The Slatest

The Federal Government Is Finally Ending Its Use of Private Prisons. That’s Not Enough.

An immigrant detainee holds his daughter during family visitation at the Adelanto Detention Facility, a private prison.

John Moore/Getty Images

The Department of Justice announced on Thursday that the federal government will stop relying on private prisons to house inmates, phasing them out over the next few years. Because states will continue contracting with private prisons, Thursday’s move won’t dislodge them altogether from the American criminal justice system. But the DOJ’s vigorous criticism of the substandard services of private prisons undoubtedly marks a shift in the political landscape—and a considerable victory for undocumented immigrants, who arguably suffered the most from the federal government’s use of such facilities.

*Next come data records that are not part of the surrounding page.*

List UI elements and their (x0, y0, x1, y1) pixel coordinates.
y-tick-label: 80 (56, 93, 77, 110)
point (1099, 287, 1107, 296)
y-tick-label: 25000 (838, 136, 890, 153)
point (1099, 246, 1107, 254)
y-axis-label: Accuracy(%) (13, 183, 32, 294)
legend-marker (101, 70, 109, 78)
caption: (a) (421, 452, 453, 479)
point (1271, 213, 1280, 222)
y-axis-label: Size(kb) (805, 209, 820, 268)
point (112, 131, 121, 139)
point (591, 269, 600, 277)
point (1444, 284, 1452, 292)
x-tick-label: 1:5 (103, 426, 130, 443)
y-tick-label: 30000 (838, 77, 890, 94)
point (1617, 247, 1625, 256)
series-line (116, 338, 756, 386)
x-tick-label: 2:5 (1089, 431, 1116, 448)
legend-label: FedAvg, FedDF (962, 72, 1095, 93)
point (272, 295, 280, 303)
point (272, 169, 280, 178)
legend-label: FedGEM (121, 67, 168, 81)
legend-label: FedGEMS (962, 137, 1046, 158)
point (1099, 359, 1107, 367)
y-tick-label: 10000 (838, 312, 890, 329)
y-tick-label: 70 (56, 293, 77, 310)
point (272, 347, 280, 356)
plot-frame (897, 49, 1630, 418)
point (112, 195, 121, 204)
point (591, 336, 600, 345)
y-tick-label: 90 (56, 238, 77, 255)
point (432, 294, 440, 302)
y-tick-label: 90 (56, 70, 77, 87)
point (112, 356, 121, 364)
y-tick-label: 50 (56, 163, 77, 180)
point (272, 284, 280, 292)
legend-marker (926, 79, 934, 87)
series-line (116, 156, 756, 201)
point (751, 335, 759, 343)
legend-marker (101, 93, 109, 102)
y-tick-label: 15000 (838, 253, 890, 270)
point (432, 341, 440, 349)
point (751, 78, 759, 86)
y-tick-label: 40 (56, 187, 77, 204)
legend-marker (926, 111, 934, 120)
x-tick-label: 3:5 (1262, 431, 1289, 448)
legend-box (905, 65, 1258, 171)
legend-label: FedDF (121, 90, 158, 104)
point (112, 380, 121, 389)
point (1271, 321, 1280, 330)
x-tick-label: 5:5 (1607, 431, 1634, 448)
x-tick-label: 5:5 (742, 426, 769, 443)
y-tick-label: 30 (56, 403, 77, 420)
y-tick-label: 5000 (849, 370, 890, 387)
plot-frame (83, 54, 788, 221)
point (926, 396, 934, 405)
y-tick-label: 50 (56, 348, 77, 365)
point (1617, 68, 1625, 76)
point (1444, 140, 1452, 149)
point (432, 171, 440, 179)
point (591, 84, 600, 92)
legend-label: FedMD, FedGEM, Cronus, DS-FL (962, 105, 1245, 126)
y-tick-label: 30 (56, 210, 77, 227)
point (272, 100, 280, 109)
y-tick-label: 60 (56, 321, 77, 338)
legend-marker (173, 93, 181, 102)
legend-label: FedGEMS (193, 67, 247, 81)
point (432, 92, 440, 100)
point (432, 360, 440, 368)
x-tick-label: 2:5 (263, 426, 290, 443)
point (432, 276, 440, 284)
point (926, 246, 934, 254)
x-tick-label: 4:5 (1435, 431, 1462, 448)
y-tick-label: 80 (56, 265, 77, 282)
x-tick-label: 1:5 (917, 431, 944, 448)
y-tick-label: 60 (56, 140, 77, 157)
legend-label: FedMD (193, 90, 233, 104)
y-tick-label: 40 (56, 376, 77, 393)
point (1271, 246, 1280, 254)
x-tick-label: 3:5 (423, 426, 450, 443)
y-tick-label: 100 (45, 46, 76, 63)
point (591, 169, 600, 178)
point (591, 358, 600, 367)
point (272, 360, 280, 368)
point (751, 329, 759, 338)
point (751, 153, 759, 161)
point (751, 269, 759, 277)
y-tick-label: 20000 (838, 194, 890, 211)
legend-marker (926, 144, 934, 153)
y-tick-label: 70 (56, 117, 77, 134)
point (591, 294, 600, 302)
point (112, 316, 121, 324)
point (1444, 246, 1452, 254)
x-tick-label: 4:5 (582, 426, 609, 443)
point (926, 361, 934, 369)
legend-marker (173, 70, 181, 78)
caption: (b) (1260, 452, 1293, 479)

Currently, private prisons house about 22,660 federal inmates, many of whom are immigrants awaiting (or appealing) their deportation. Because the detention of undocumented immigrants is so lucrative for private prisons, the industry has spent millions of dollars lobbying for harsher enforcement of immigration laws. Private prison lobbyists have focused on persuading Congress to maintain a federal quota that requires the detention of a certain number of immigrants at all times. These lobbyists have also spent millions on the state level to encourage legislators to pass draconian immigration laws that ensnare more immigrants and send them into the federal detention system. Of the 36 co-sponsors of Arizona’s unconstitutional 2010 immigration law, for instance, 30 had received campaign contributions from private prison companies and lobbyists.

Because private prisons are not subject to the same federal public records laws as government-run prisons, many facts about their operation remains intentionally shrouded in mystery. (The industry has spent $7 million lobbying against proposed policies that would apply public records laws to their facilities.) One investigation found that some private prisons put inmates in solitary confinement for extended periods simply because there are no other beds available. Another found routine abuse and neglect, including inhumane overcrowding and vermin infestation. (A blockbuster Mother Jones report released this summer documented the many horrors of private prison life in graphic detail.)

Private prisons are often touted as a deal for taxpayers, and the industry has heavily promoted the notion that they are less expensive to the government than traditional facilities. This contention, however, appears to be a myth. While industry-funded studies have found that private prisons are marginally less expensive, independent analyses have arrived at a different conclusion: These facilities cherry-pick their inmates, housing the healthier ones and passing along the “high need” (i.e., more costly) prisoners to government-run prisons.

The DOJ’s recent report on private prisons, the impetus behind its Thursday announcement, noted the weakness of the industry’s claims of cost-effectiveness. It also confirmed what so many investigations have already found: Private prisons have serious “safety and security deficiencies” and have “incurred more safety and security incidents” than government-run prisons. “In recent years,” the report noted, “disturbances in several [private] prisons have resulted in extensive property damage, bodily injury, and the death of a Correctional Officer.” The facilities may also provide inferior medical services; in 2011, inmates at one private prison assaulted staff members after their allegedly negligent response to a medical emergency resulted in an inmate’s death.

This year is an especially opportune moment for the shift away from private prisons, since broader criminal justice reforms have spurred a steady decline in the federal prison population (including a drop in private prison inmates). As Deputy Attorney General Sally Yates explained on Thursday, “The fact of the matter is that private prisons don’t compare favorably to Bureau of Prisons facilities in terms of safety or security or services, and now with the decline in the federal prison population, we have both the opportunity and the responsibility to do something about that.”

Shortly after the DOJ’s announcement, shares in America’s two largest private prison companies dropped 40 percent, an immediate indication that the industry’s halcyon days of high profitability could be coming to an end. Unfortunately, the DOJ’s move against private prisons won’t end these companies’ affiliation with the federal government. The Department of Homeland Security runs more than 100 immigration detention centers around the country—many of which are owned and operated by the same companies that run private prisons. (One of these companies just received a $1 billion contract from the Obama administration to detain Latin American asylum seekers.)

These centers must be civil, not punitive, in order to comply with the Constitution. But in practice, they’re often plagued by the same problems that spurred the DOJ to disassociate with private prisons. Thursday’s announcement, then, may be a considerable victory. But it won’t prevent the private prison industry from continuing to profit off immigration detention.